I read Cendes’ article a few hours after one of our weekly “Networks of Exchange” colloquia, the focus of which tends to be the materiality of science. This week, we were back on the subject of astronomy and how the tools—and the movement of tools—shape practice. I’m not sure anyone is ready to attribute agency to the instruments, but I feel like we’re moving closer to the default position of architects/designers, which is that objects shape experience and subjectivity in unexpected ways that have little to do with human or social intent.
At any rate, I was inspired by Cendes’ article to think more intently about the construction of scientific spaces. One one hand, it seems as if cosmic-ray detectors are minimally invasive, small-scale structures with low profiles slotted into what Cendes describes as a “truly remote and empty corner of the world.” On the other hand, the observatory is backed by a multi-national contingent of 500 scientists from 55 institutions, which means that regardless of the physical location of the detectors, the exchange of data also requires a robust communications infrastructure with a global reach.

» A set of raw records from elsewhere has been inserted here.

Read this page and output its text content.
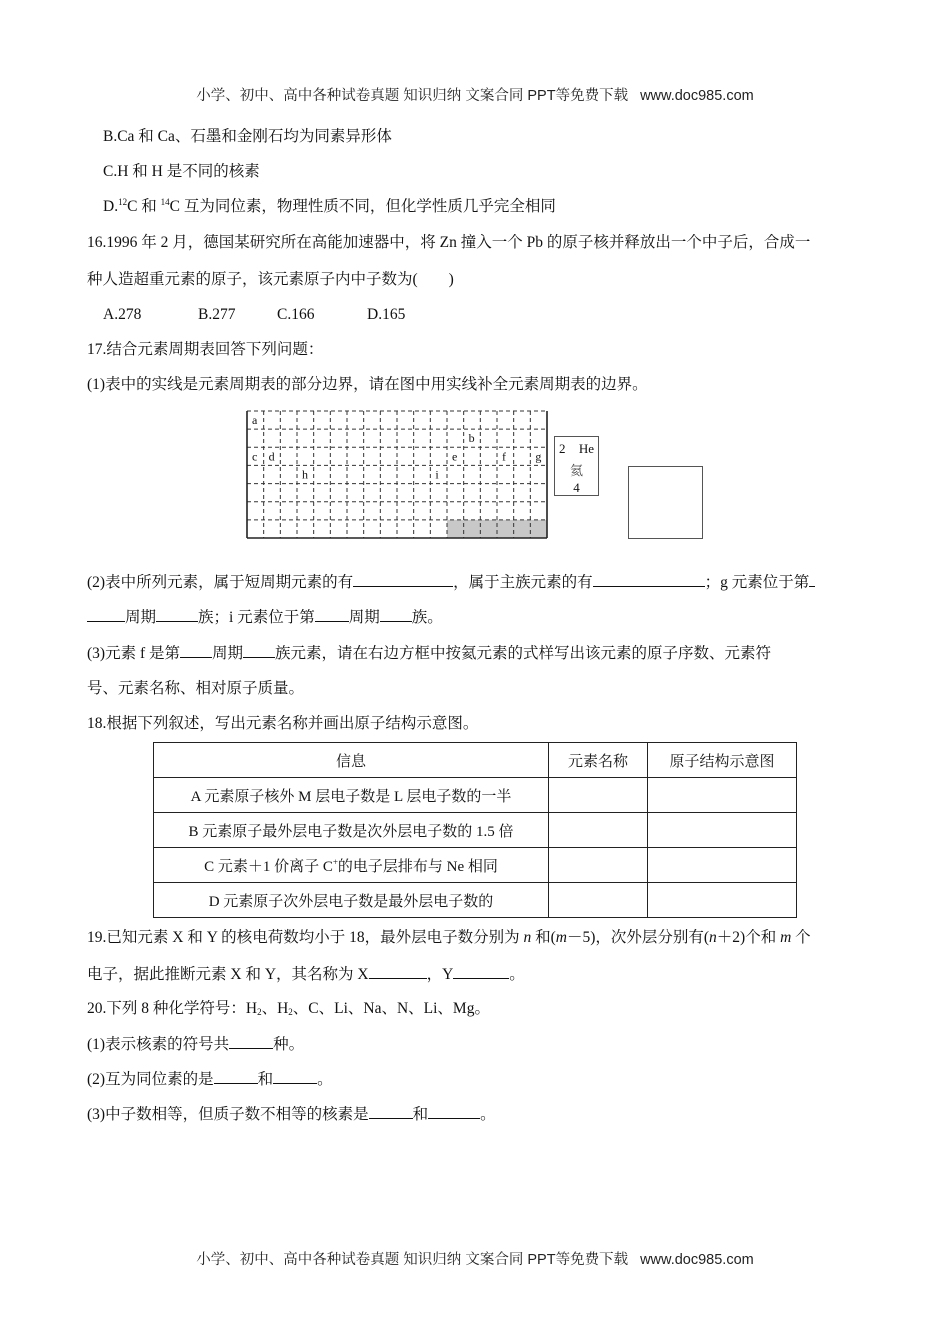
小学、初中、高中各种试卷真题 知识归纳 文案合同 PPT等免费下载 www.doc985.com
B.Ca 和 Ca、石墨和金刚石均为同素异形体
C.H 和 H 是不同的核素
D.$^{12}$C 和 $^{14}$C 互为同位素，物理性质不同，但化学性质几乎完全相同
16.1996 年 2 月，德国某研究所在高能加速器中，将 Zn 撞入一个 Pb 的原子核并释放出一个中子后，合成一
种人造超重元素的原子，该元素原子内中子数为(　　)
A.278	B.277	C.166	D.165
17.结合元素周期表回答下列问题：
(1)表中的实线是元素周期表的部分边界，请在图中用实线补全元素周期表的边界。
a
b
c d	e	f g
h	i
2 He
氦
4
(2)表中所列元素，属于短周期元素的有	，属于主族元素的有	；g 元素位于第
周期	族；i 元素位于第 周期 族。
(3)元素 f 是第 周期 族元素，请在右边方框中按氦元素的式样写出该元素的原子序数、元素符
号、元素名称、相对原子质量。
18.根据下列叙述，写出元素名称并画出原子结构示意图。
信息	元素名称	原子结构示意图
A 元素原子核外 M 层电子数是 L 层电子数的一半		
B 元素原子最外层电子数是次外层电子数的 1.5 倍		
C 元素＋1 价离子 C+的电子层排布与 Ne 相同		
D 元素原子次外层电子数是最外层电子数的		
19.已知元素 X 和 Y 的核电荷数均小于 18，最外层电子数分别为 n 和(m－5)，次外层分别有(n＋2)个和 m 个
电子，据此推断元素 X 和 Y，其名称为 X	，Y	。
20.下列 8 种化学符号：$H_2$、$H_2$、C、Li、Na、N、Li、Mg。
(1)表示核素的符号共	种。
(2)互为同位素的是	和	。
(3)中子数相等，但质子数不相等的核素是	和	。
小学、初中、高中各种试卷真题 知识归纳 文案合同 PPT等免费下载 www.doc985.com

I was completely intrigued by one of the graphics that accompanied the article. It shows the distribution of particle detectors on the pampas northeast of Malargüe. Here is a very similar graphic, published a few years ago in the CERN Courier:
Distribution of water tanks, Pierre Auger Observatory. Image credit: CERN
As Cendes explains, we can expect a ultra-high energy cosmic ray (UHECR) strike only once per square-mile of Earth’s surface every 39 years. The distribution of 1,600 water tanks over an area of 3,000 sq. km with a 1-km module maximizes the chances of detecting a UHECR strike. This graphic raises more questions for me than it answers, though. That is, it illustrates quite well the system for detecting UHECRs, but as a historian, I wonder about labor processes behind the land survey, the construction and placement of the tanks, the cadastral maps that must have determined the boundaries of the observatory, the rationalization and flattening of the landscape into an instrument of measure, and the occupation of “nothingness”.

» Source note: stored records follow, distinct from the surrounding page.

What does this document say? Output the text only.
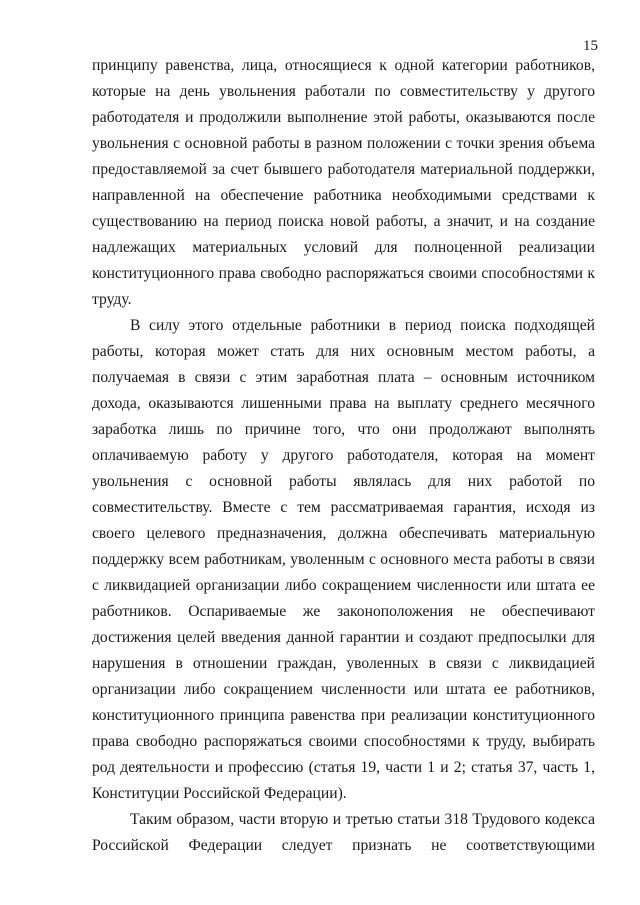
15
принципу равенства, лица, относящиеся к одной категории работников,
которые на день увольнения работали по совместительству у другого
работодателя и продолжили выполнение этой работы, оказываются после
увольнения с основной работы в разном положении с точки зрения объема
предоставляемой за счет бывшего работодателя материальной поддержки,
направленной на обеспечение работника необходимыми средствами к
существованию на период поиска новой работы, а значит, и на создание
надлежащих материальных условий для полноценной реализации
конституционного права свободно распоряжаться своими способностями к
труду.
В силу этого отдельные работники в период поиска подходящей
работы, которая может стать для них основным местом работы, а
получаемая в связи с этим заработная плата – основным источником
дохода, оказываются лишенными права на выплату среднего месячного
заработка лишь по причине того, что они продолжают выполнять
оплачиваемую работу у другого работодателя, которая на момент
увольнения с основной работы являлась для них работой по
совместительству. Вместе с тем рассматриваемая гарантия, исходя из
своего целевого предназначения, должна обеспечивать материальную
поддержку всем работникам, уволенным с основного места работы в связи
с ликвидацией организации либо сокращением численности или штата ее
работников. Оспариваемые же законоположения не обеспечивают
достижения целей введения данной гарантии и создают предпосылки для
нарушения в отношении граждан, уволенных в связи с ликвидацией
организации либо сокращением численности или штата ее работников,
конституционного принципа равенства при реализации конституционного
права свободно распоряжаться своими способностями к труду, выбирать
род деятельности и профессию (статья 19, части 1 и 2; статья 37, часть 1,
Конституции Российской Федерации).
Таким образом, части вторую и третью статьи 318 Трудового кодекса
Российской Федерации следует признать не соответствующими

Some of my questions were answered by the “Voices of the Universe” video issued by the observatory. I was intrigued by Paul Mantsch’s assertion that the project transcended nationalist aspirations. As I’ve noted elsewehere, there is a significant number of NASA supporters in the United States who want us to return to the “glory days” of a U.S.-dominant space program. While I wish we as a people would do a better job supporting NASA, projects like the Pierre Auger Observatory demonstrate that “national” science, if it ever existed, is almost extinct.
Okay, this was a rather loosely constructed post (and I didn’t even get to the part about Auger North or ESO’s Deep Space Antenna 3, 30km south of Malargüe), the point of which was just to say: cosmic ray research is very interesting, Cendes’ article lead me to new questions, and you should probably pick up a copy of the March issue of Astronomy.